The Graduate Teaching Fellows Federation at the University of Oregon is partway through its 2023 bargaining cycle with the university. It held its fourth and most recent session on May 5.
According to a post on its Instagram page, the GTFF said the university was happy with their existing contract, bringing few new proposals.
This bargaining season, the GTFF is bargaining on the platform of DIGNITY by structuring their proposals on what they believe GEs should have access to for their teaching and living. This means economic stability, health and well-being, respect for international GEs, professional working conditions, resources for underserved groups and bridging the power gap.
Emalydia Flenory, co-lead negotiator for the GTFF and GE in the English department, said she hoped that the UO would come with more proposals. For Moeko Yamazaki, a GE in the history department who specializes in labor history in the U.S., said she has been at the UO for six years and continues to struggle with the same issues.
“Financials are always a big challenge to be an international GE here. My rent just went up by $120 this year but then my wage doesn’t increase that much,” Yamazaki said.
For international GEs, GTFF is bargaining for the UO to make housing units available to all incoming GEs and will be given notice of the housing arrangements within 30 days of the GE signing their offer letter.
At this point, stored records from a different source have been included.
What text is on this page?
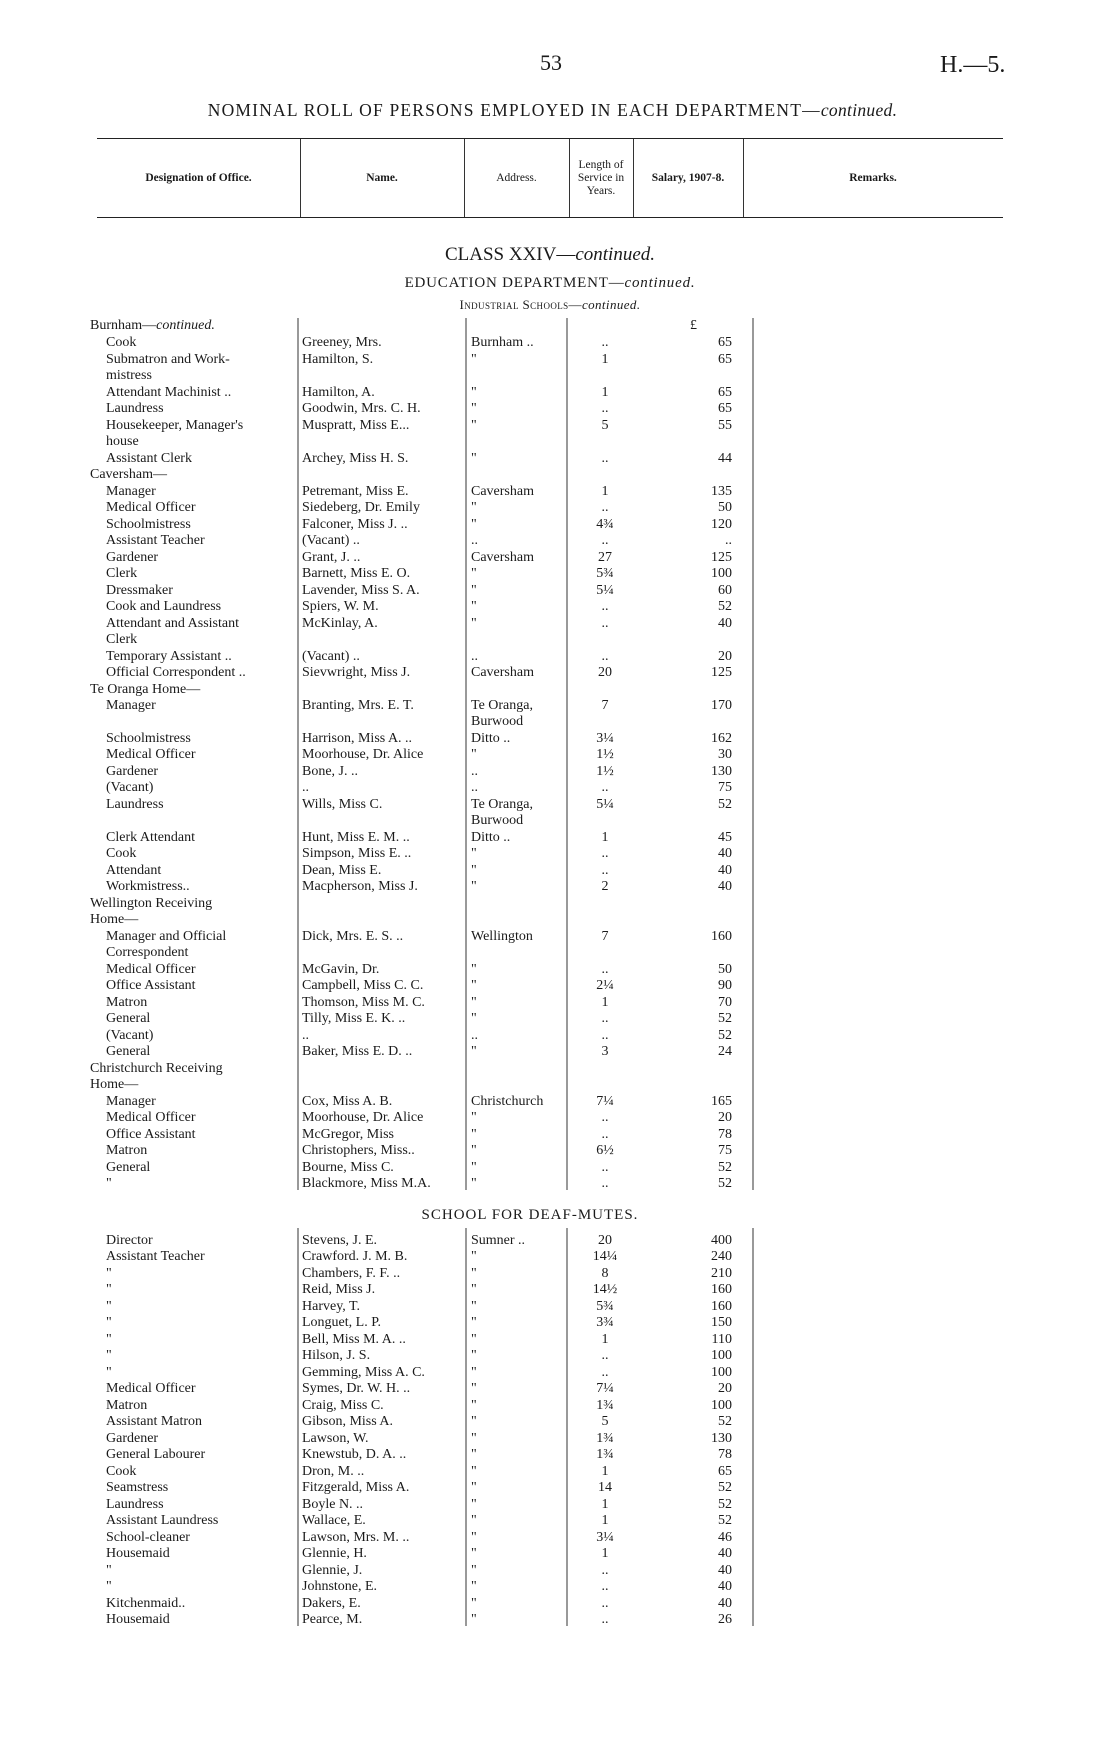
53	H.—5.
NOMINAL ROLL OF PERSONS EMPLOYED IN EACH DEPARTMENT—continued.
Designation of Office.	Name.	Address.
Length of Service in Years.
Salary, 1907-8.	Remarks.
CLASS XXIV—continued.
EDUCATION DEPARTMENT—continued.
Industrial Schools—continued.
£
Burnham—continued.
Cook	Greeney, Mrs.	Burnham ..	..	65
Submatron and Work-	Hamilton, S.	"	1	65
mistress
Attendant Machinist ..	Hamilton, A.	"	1	65
Laundress	Goodwin, Mrs. C. H.	"	..	65
Housekeeper, Manager's	Muspratt, Miss E...	"	5	55
house
Assistant Clerk	Archey, Miss H. S.	"	..	44
Caversham—
Manager	Petremant, Miss E.	Caversham	1	135
Medical Officer	Siedeberg, Dr. Emily	"	..	50
Schoolmistress	Falconer, Miss J. ..	"	4¾	120
Assistant Teacher	(Vacant) ..	..	..	..
Gardener	Grant, J. ..	Caversham	27	125
Clerk	Barnett, Miss E. O.	"	5¾	100
Dressmaker	Lavender, Miss S. A.	"	5¼	60
Cook and Laundress	Spiers, W. M.	"	..	52
Attendant and Assistant	McKinlay, A.	"	..	40
Clerk
Temporary Assistant ..	(Vacant) ..	..	..	20
Official Correspondent ..	Sievwright, Miss J.	Caversham	20	125
Te Oranga Home—
Manager	Branting, Mrs. E. T.	Te Oranga,	7	170
Burwood
Schoolmistress	Harrison, Miss A. ..	Ditto ..	3¼	162
Medical Officer	Moorhouse, Dr. Alice	"	1½	30
Gardener	Bone, J. ..	..	1½	130
(Vacant)	..	..	..	75
Laundress	Wills, Miss C.	Te Oranga,	5¼	52
Burwood
Clerk Attendant	Hunt, Miss E. M. ..	Ditto ..	1	45
Cook	Simpson, Miss E. ..	"	..	40
Attendant	Dean, Miss E.	"	..	40
Workmistress..	Macpherson, Miss J.	"	2	40
Wellington Receiving
Home—
Manager and Official	Dick, Mrs. E. S. ..	Wellington	7	160
Correspondent
Medical Officer	McGavin, Dr.	"	..	50
Office Assistant	Campbell, Miss C. C.	"	2¼	90
Matron	Thomson, Miss M. C.	"	1	70
General	Tilly, Miss E. K. ..	"	..	52
(Vacant)	..	..	..	52
General	Baker, Miss E. D. ..	"	3	24
Christchurch Receiving
Home—
Manager	Cox, Miss A. B.	Christchurch	7¼	165
Medical Officer	Moorhouse, Dr. Alice	"	..	20
Office Assistant	McGregor, Miss	"	..	78
Matron	Christophers, Miss..	"	6½	75
General	Bourne, Miss C.	"	..	52
"	Blackmore, Miss M.A.	"	..	52
SCHOOL FOR DEAF-MUTES.
Director	Stevens, J. E.	Sumner ..	20	400
Assistant Teacher	Crawford. J. M. B.	"	14¼	240
"	Chambers, F. F. ..	"	8	210
"	Reid, Miss J.	"	14½	160
"	Harvey, T.	"	5¾	160
"	Longuet, L. P.	"	3¾	150
"	Bell, Miss M. A. ..	"	1	110
"	Hilson, J. S.	"	..	100
"	Gemming, Miss A. C.	"	..	100
Medical Officer	Symes, Dr. W. H. ..	"	7¼	20
Matron	Craig, Miss C.	"	1¾	100
Assistant Matron	Gibson, Miss A.	"	5	52
Gardener	Lawson, W.	"	1¾	130
General Labourer	Knewstub, D. A. ..	"	1¾	78
Cook	Dron, M. ..	"	1	65
Seamstress	Fitzgerald, Miss A.	"	14	52
Laundress	Boyle N. ..	"	1	52
Assistant Laundress	Wallace, E.	"	1	52
School-cleaner	Lawson, Mrs. M. ..	"	3¼	46
Housemaid	Glennie, H.	"	1	40
"	Glennie, J.	"	..	40
"	Johnstone, E.	"	..	40
Kitchenmaid..	Dakers, E.	"	..	40
Housemaid	Pearce, M.	"	..	26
When she started as a GE, Yamazaki said she received minimal training.
“There were one or two-hour sessions in which there were three or four older GEs that talked about their experiences as an international student,” Yamazaki said
In the proposal, the GTFF is bargaining for first-year international GEs to have an additional six hours of paid training in addition to the four hours of required training.
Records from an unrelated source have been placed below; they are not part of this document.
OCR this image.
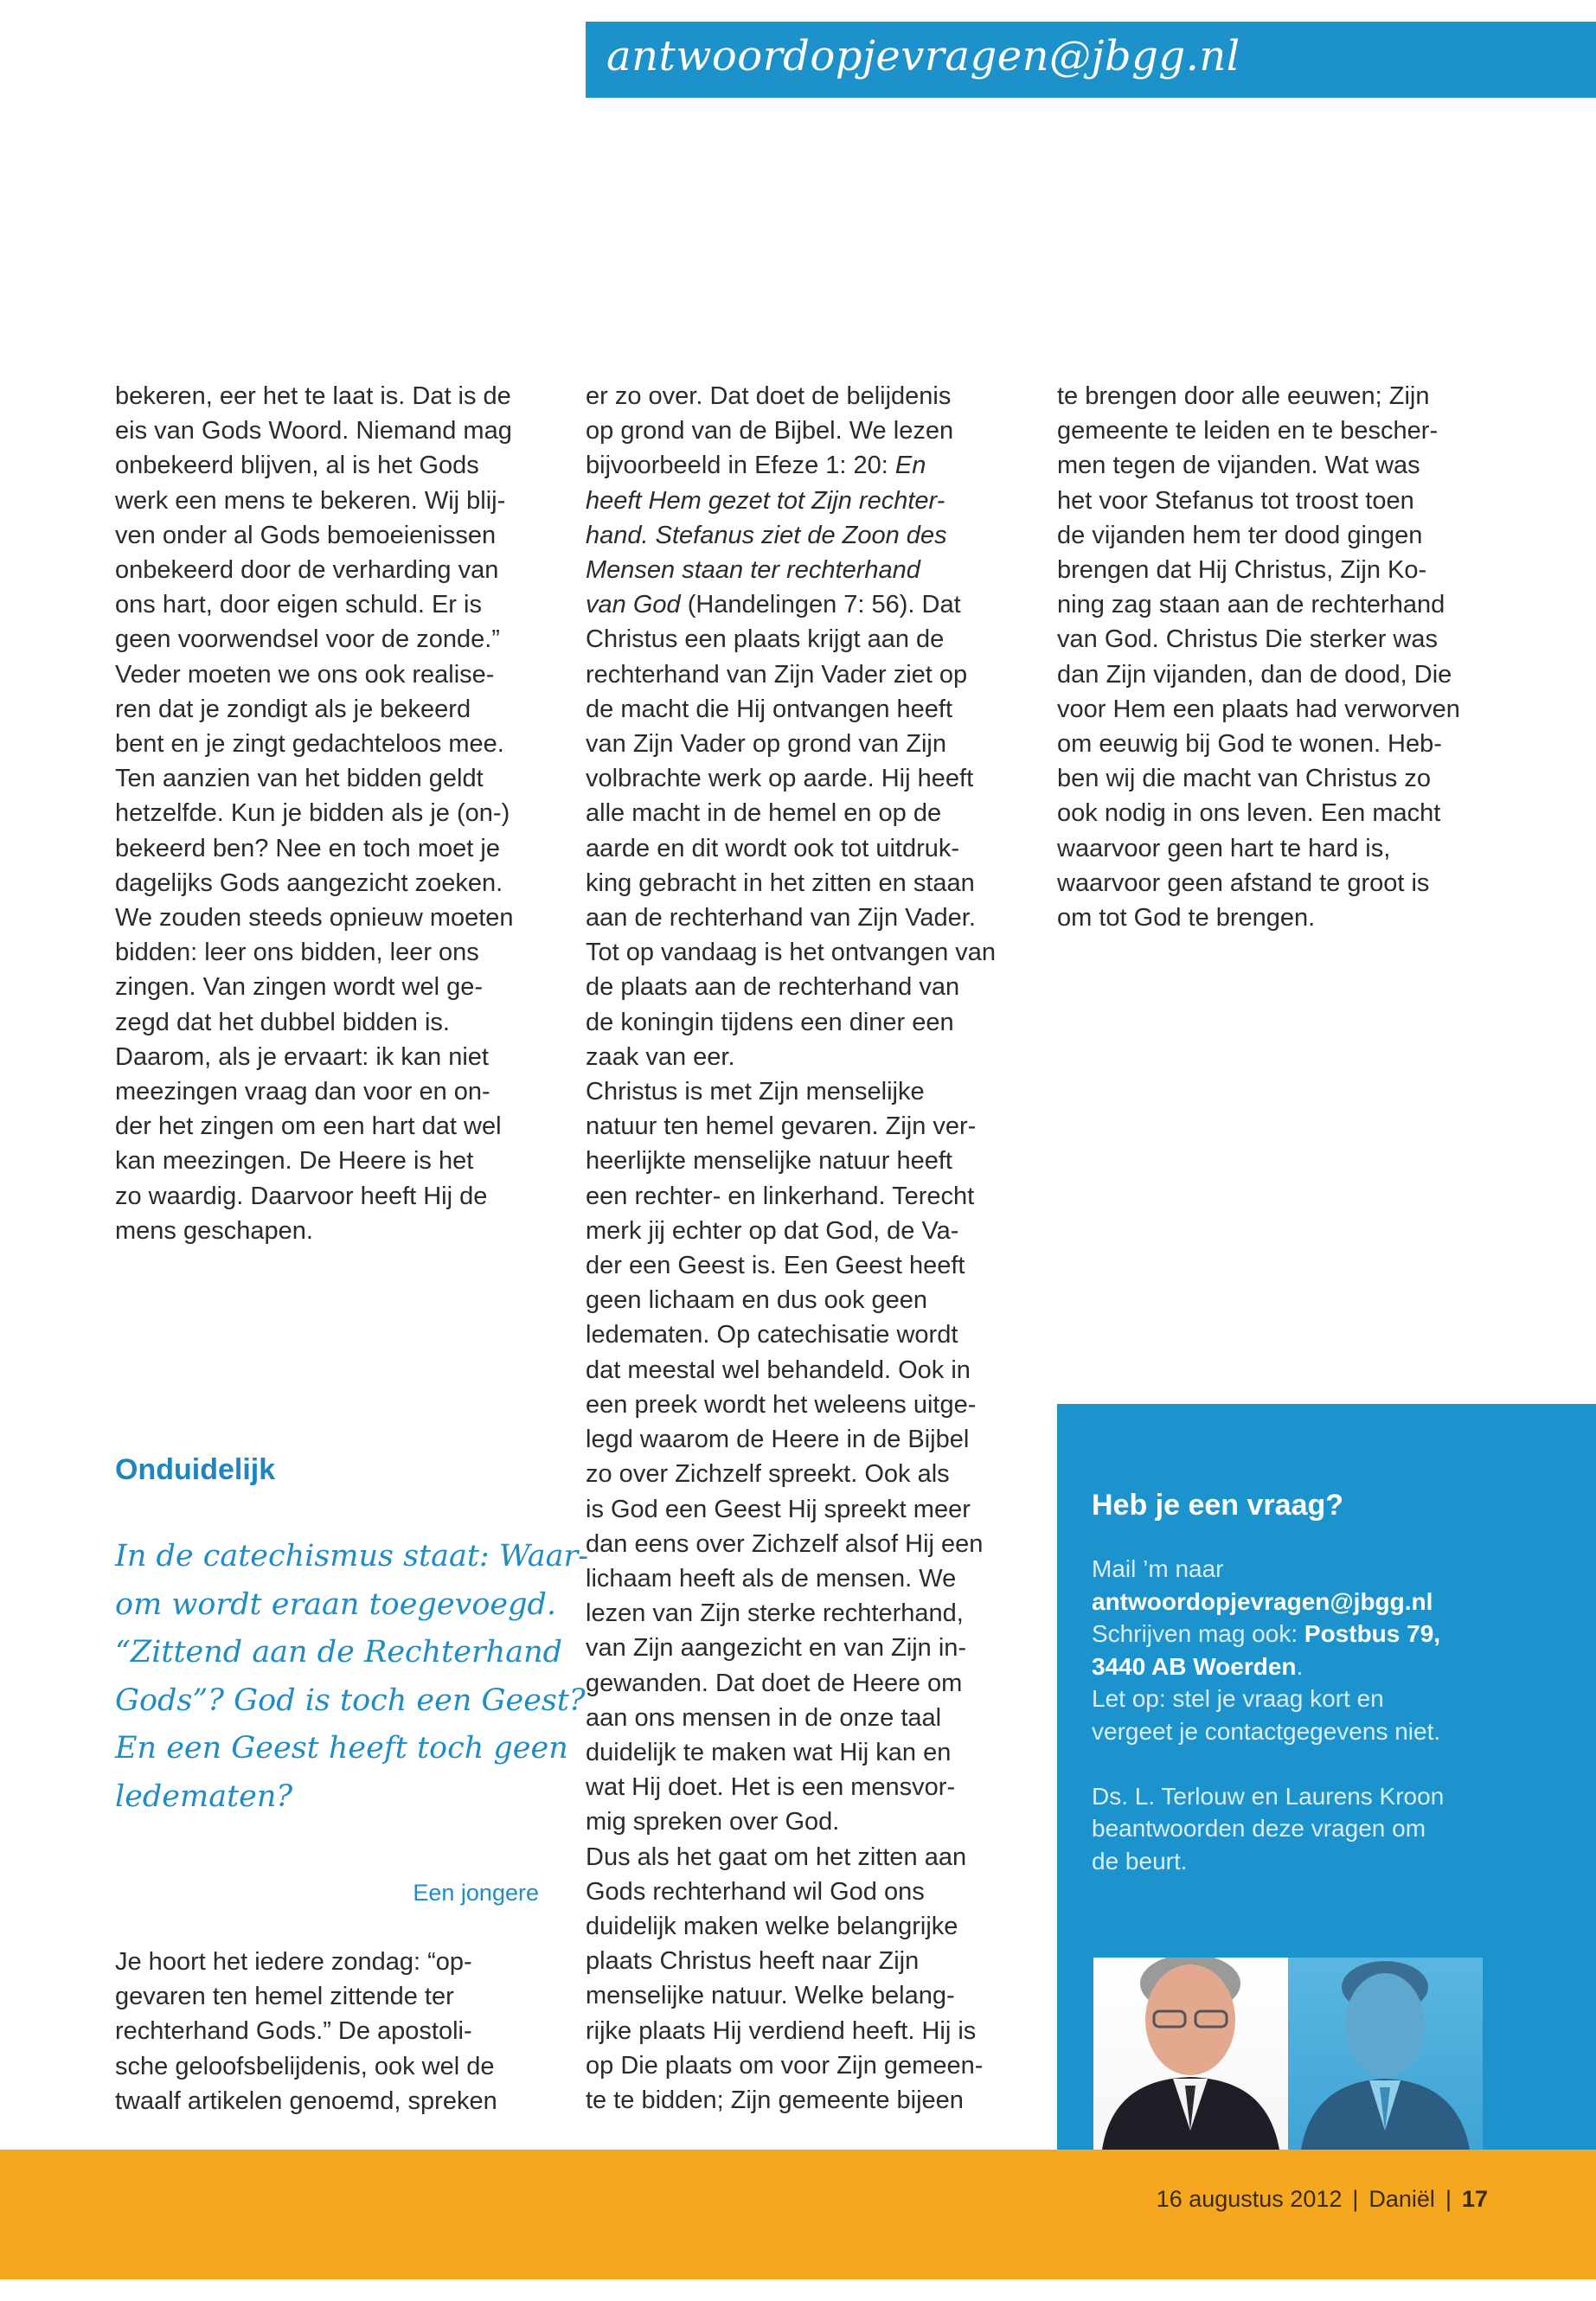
antwoordopjevragen@jbgg.nl
bekeren, eer het te laat is. Dat is de
eis van Gods Woord. Niemand mag
onbekeerd blijven, al is het Gods
werk een mens te bekeren. Wij blij-
ven onder al Gods bemoeienissen
onbekeerd door de verharding van
ons hart, door eigen schuld. Er is
geen voorwendsel voor de zonde.”
Veder moeten we ons ook realise-
ren dat je zondigt als je bekeerd
bent en je zingt gedachteloos mee.
Ten aanzien van het bidden geldt
hetzelfde. Kun je bidden als je (on-)
bekeerd ben? Nee en toch moet je
dagelijks Gods aangezicht zoeken.
We zouden steeds opnieuw moeten
bidden: leer ons bidden, leer ons
zingen. Van zingen wordt wel ge-
zegd dat het dubbel bidden is.
Daarom, als je ervaart: ik kan niet
meezingen vraag dan voor en on-
der het zingen om een hart dat wel
kan meezingen. De Heere is het
zo waardig. Daarvoor heeft Hij de
mens geschapen.
Onduidelijk
In de catechismus staat: Waar-
om wordt eraan toegevoegd.
“Zittend aan de Rechterhand
Gods”? God is toch een Geest?
En een Geest heeft toch geen
ledematen?
Een jongere
Je hoort het iedere zondag: “op-
gevaren ten hemel zittende ter
rechterhand Gods.” De apostoli-
sche geloofsbelijdenis, ook wel de
twaalf artikelen genoemd, spreken
er zo over. Dat doet de belijdenis
op grond van de Bijbel. We lezen
bijvoorbeeld in Efeze 1: 20: En
heeft Hem gezet tot Zijn rechter-
hand. Stefanus ziet de Zoon des
Mensen staan ter rechterhand
van God (Handelingen 7: 56). Dat
Christus een plaats krijgt aan de
rechterhand van Zijn Vader ziet op
de macht die Hij ontvangen heeft
van Zijn Vader op grond van Zijn
volbrachte werk op aarde. Hij heeft
alle macht in de hemel en op de
aarde en dit wordt ook tot uitdruk-
king gebracht in het zitten en staan
aan de rechterhand van Zijn Vader.
Tot op vandaag is het ontvangen van
de plaats aan de rechterhand van
de koningin tijdens een diner een
zaak van eer.
Christus is met Zijn menselijke
natuur ten hemel gevaren. Zijn ver-
heerlijkte menselijke natuur heeft
een rechter- en linkerhand. Terecht
merk jij echter op dat God, de Va-
der een Geest is. Een Geest heeft
geen lichaam en dus ook geen
ledematen. Op catechisatie wordt
dat meestal wel behandeld. Ook in
een preek wordt het weleens uitge-
legd waarom de Heere in de Bijbel
zo over Zichzelf spreekt. Ook als
is God een Geest Hij spreekt meer
dan eens over Zichzelf alsof Hij een
lichaam heeft als de mensen. We
lezen van Zijn sterke rechterhand,
van Zijn aangezicht en van Zijn in-
gewanden. Dat doet de Heere om
aan ons mensen in de onze taal
duidelijk te maken wat Hij kan en
wat Hij doet. Het is een mensvor-
mig spreken over God.
Dus als het gaat om het zitten aan
Gods rechterhand wil God ons
duidelijk maken welke belangrijke
plaats Christus heeft naar Zijn
menselijke natuur. Welke belang-
rijke plaats Hij verdiend heeft. Hij is
op Die plaats om voor Zijn gemeen-
te te bidden; Zijn gemeente bijeen
te brengen door alle eeuwen; Zijn
gemeente te leiden en te bescher-
men tegen de vijanden. Wat was
het voor Stefanus tot troost toen
de vijanden hem ter dood gingen
brengen dat Hij Christus, Zijn Ko-
ning zag staan aan de rechterhand
van God. Christus Die sterker was
dan Zijn vijanden, dan de dood, Die
voor Hem een plaats had verworven
om eeuwig bij God te wonen. Heb-
ben wij die macht van Christus zo
ook nodig in ons leven. Een macht
waarvoor geen hart te hard is,
waarvoor geen afstand te groot is
om tot God te brengen.
Heb je een vraag?
Mail ’m naar
antwoordopjevragen@jbgg.nl
Schrijven mag ook: Postbus 79,
3440 AB Woerden.
Let op: stel je vraag kort en
vergeet je contactgegevens niet.
Ds. L. Terlouw en Laurens Kroon
beantwoorden deze vragen om
de beurt.
16 augustus 2012 | Daniël | 17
This training would teach the different computer systems used in the U.S., introduction in course management software, engagement program workshops and U.S. workplace communication and cultural adaptation strategies according to the proposal.
“American college is very different and what students expect is very different,” Yamazaki said.
In her country, grading is much harsher, Yamazaki said, and more training on the expectations of grading at the UO would be helpful to her teaching style.
The GTFF said it is working to ensure all GEs have secure access to housing and higher wages.
“They, shocked but not surprised, have come with very little changes,” Flenory said. “Which is just disappointing because there is a lot to address and a lot to improve on in terms of our working conditions across the university.”
The priority for Flenory is receiving a better salary that meets the area’s living conditions.
“The biggest thing would just be the salary because they’ve only proposed a 4% raise increase, and I feel like their initial proposal was a place where they could have signaled in a big way that they recognized our current economic situation with inflation and the housing costs increasing just in the city of Eugene,” Flenory said.
An important part of bargaining is building a community where everyone can support each other, Rosa Inocencio Smith, VP of member communications, said.
Smith updates the website with information from bargaining sessions so that community members and students can be up to date about what is going on and help support GTFF.
“We have created this page to be a one-stop shop for bargaining information,” Smith said.
Smith said that standing in solidarity with other unions on campus like the UO Student Worker Union has been important in rallying the community together.
“The most important parts of our work don’t stop at bargaining. We need the community networks and these networks of support and friendship,” Smith said.